We have learned a lot, but our health infrastructure in this country is vulnerable, particularly when it comes to the loss of basic utilities. It’s just a very expensive problem to fix, so it’s not always prioritized, and we depend ever more heavily on electricity in healthcare, from electronic medical records and ordering systems to sophisticated life support systems.
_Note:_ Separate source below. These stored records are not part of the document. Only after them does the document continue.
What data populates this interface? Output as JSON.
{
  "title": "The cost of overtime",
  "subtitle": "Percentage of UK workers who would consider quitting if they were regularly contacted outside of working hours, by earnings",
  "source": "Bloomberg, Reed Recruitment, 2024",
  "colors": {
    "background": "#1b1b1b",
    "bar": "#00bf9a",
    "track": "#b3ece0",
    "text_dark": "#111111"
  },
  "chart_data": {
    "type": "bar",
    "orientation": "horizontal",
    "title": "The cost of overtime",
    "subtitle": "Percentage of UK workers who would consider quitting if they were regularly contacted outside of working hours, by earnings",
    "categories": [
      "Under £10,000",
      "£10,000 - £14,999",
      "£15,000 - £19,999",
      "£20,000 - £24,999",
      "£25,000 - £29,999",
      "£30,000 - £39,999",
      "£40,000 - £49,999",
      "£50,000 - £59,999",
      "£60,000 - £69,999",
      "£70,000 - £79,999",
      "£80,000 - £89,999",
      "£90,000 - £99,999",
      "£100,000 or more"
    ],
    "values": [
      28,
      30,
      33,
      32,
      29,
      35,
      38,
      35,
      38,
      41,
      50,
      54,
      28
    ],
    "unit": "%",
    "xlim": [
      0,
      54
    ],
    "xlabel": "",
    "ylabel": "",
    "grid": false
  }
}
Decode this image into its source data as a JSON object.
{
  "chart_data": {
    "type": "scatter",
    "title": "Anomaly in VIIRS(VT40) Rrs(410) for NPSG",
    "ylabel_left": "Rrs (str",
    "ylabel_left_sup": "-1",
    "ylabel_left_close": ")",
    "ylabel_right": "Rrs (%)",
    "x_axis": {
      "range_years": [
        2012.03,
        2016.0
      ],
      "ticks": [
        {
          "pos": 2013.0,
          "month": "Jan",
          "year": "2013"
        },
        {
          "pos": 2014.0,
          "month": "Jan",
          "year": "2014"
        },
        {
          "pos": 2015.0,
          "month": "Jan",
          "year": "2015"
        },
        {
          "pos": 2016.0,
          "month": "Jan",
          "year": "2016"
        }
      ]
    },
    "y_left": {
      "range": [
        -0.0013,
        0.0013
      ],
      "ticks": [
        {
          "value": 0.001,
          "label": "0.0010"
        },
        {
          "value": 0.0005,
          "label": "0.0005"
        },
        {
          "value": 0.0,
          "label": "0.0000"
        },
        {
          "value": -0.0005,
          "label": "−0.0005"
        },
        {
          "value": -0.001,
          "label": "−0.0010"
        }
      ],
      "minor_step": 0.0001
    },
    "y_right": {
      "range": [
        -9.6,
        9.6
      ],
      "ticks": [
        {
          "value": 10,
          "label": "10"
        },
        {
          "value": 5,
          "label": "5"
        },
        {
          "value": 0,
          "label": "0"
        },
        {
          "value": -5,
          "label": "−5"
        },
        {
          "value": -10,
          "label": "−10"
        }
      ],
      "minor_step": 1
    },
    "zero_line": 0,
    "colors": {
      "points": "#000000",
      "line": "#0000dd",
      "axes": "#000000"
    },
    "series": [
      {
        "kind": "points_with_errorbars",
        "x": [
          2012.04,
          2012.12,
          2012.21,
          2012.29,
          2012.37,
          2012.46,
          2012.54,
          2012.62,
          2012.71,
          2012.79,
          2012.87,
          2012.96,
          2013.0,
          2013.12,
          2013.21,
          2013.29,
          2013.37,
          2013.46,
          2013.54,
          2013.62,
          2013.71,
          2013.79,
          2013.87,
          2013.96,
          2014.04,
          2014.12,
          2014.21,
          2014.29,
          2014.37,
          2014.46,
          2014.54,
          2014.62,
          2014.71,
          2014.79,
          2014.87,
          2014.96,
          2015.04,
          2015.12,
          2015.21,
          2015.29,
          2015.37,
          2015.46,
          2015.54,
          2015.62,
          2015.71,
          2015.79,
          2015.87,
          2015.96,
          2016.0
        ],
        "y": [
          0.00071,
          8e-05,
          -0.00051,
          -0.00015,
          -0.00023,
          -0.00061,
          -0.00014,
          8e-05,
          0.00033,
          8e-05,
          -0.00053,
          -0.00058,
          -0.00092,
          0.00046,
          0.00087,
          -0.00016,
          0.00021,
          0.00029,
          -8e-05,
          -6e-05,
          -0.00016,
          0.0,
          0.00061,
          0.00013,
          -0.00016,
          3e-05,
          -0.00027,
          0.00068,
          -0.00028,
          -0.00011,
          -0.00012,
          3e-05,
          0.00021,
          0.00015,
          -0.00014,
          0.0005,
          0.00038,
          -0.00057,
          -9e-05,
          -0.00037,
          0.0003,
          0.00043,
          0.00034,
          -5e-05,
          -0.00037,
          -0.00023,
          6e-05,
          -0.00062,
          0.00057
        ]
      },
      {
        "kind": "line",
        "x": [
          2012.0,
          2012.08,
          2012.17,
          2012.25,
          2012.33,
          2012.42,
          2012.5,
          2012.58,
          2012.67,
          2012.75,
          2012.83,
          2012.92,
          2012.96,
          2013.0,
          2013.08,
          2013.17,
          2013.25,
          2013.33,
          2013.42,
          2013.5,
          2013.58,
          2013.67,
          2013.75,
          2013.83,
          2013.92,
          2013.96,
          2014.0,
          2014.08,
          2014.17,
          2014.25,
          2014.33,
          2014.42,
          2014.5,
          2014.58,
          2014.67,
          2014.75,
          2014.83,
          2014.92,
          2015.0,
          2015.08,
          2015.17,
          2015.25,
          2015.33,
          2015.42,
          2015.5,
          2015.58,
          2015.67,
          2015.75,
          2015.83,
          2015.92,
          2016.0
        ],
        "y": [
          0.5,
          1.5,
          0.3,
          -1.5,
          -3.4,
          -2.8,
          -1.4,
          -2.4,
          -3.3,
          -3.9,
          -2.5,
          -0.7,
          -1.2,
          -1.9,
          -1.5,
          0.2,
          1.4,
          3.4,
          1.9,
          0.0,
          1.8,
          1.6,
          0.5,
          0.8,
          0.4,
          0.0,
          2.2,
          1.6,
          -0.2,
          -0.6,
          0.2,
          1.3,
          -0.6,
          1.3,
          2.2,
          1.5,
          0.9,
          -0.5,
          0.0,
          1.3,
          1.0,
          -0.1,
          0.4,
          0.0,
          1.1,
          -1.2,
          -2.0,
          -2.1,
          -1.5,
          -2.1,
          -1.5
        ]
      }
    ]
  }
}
The other weekend, I met a nurse whose hospital lost power during a summer storm last month. There was no air conditioning, and then the backup power failed and for four hours she and her colleagues and patients were in Katrina-like conditions, and she said she felt unprepared for it. Hospitals should be gaming this out—“how will you handle orders for medications? How adequate are your battery backups for critical equipment? How will you maintain communications? How will you transport patients down staircases when the elevators don’t work?”
This is important. Think about what we saw after Superstorm Sandy in 2012 in New York City. Flooding knocked out power to hospitals and nursing and adult care homes; chaotic evacuations led to long family separations; and community members with medical needs found themselves trapped in high rise buildings when elevators failed. There was a slowness to grasp the magnitude of the crisis and understand who needed help the most. Still there was a lot of great, lifesaving work among both volunteers and officials who literally hefted food and meals and oxygen tanks up twenty-five flights of stairs for days on end.
Also on the positive side was a story from Bellevue Hospital, the huge public hospital in Manhattan that sits near the East River. On the one hand, the hospital’s electrical infrastructure was vulnerable to flooding, and officials knew they could lose power, and there wasn’t a real plan in place for what to do about that. Still, they acted creatively when the storm surge filled the basement with millions of gallons of water. When the fuel pumps down there failed, someone had the idea to form a human chain and pass containers of diesel up thirteen flights of stairs to where some of the generators were, fueling them directly. They kept partial power going until they could get out even some very difficult-to-transport patients.
If we could go back, before Katrina struck, what do you think was the one thing that would have changed the situation at Memorial?
Getting everyone out before the storm. Of course nobody knows exactly what a storm will do, and there is a risk any time people with complex medical problems are moved. Also, the mayor exempted New Orleans hospitals from his mandatory evacuation order. Still, Memorial’s leaders knew the hospital was vulnerable to losing all power in street flooding of even four feet. They knew the air conditioning wouldn’t work if city power failed. Although the data don’t exist, it stands to reason the risk of harm is greater moving patients during a crisis than moving them in a controlled way prior to losing power. If you have a vulnerability like that and you choose to shelter in place when there’s a reasonable possibility of losing power, then it’s crucial to plan for it. They hadn’t done that. Very few places had.
This year, CDC will focus on Preparedness for Vulnerable Populations during Preparedness Month in September. What do you think Katrina taught us about preparing for those that are the most vulnerable?
It’s essential! Sandy taught us that, too. We know who is most at risk in a disaster. And this is not just an issue for public health officials. It’s everyone’s responsibility to think about our own vulnerabilities and also have in mind our families and apartment buildings and neighborhoods and look out for folks who might be more vulnerable to a disaster.
Sheri Fink is the author of the award-winning New York Times bestselling book, Five Days at Memorial: Life and Death in a Storm-Ravaged Hospital (Crown, 2013). Fink’s news reporting has been awarded the Pulitzer Prize, the National Magazine Award, and the Overseas Press Club Lowell Thomas Award, among other journalism prizes. A former relief worker in disaster and conflict zones, Fink received her M.D. and Ph.D. from Stanford University.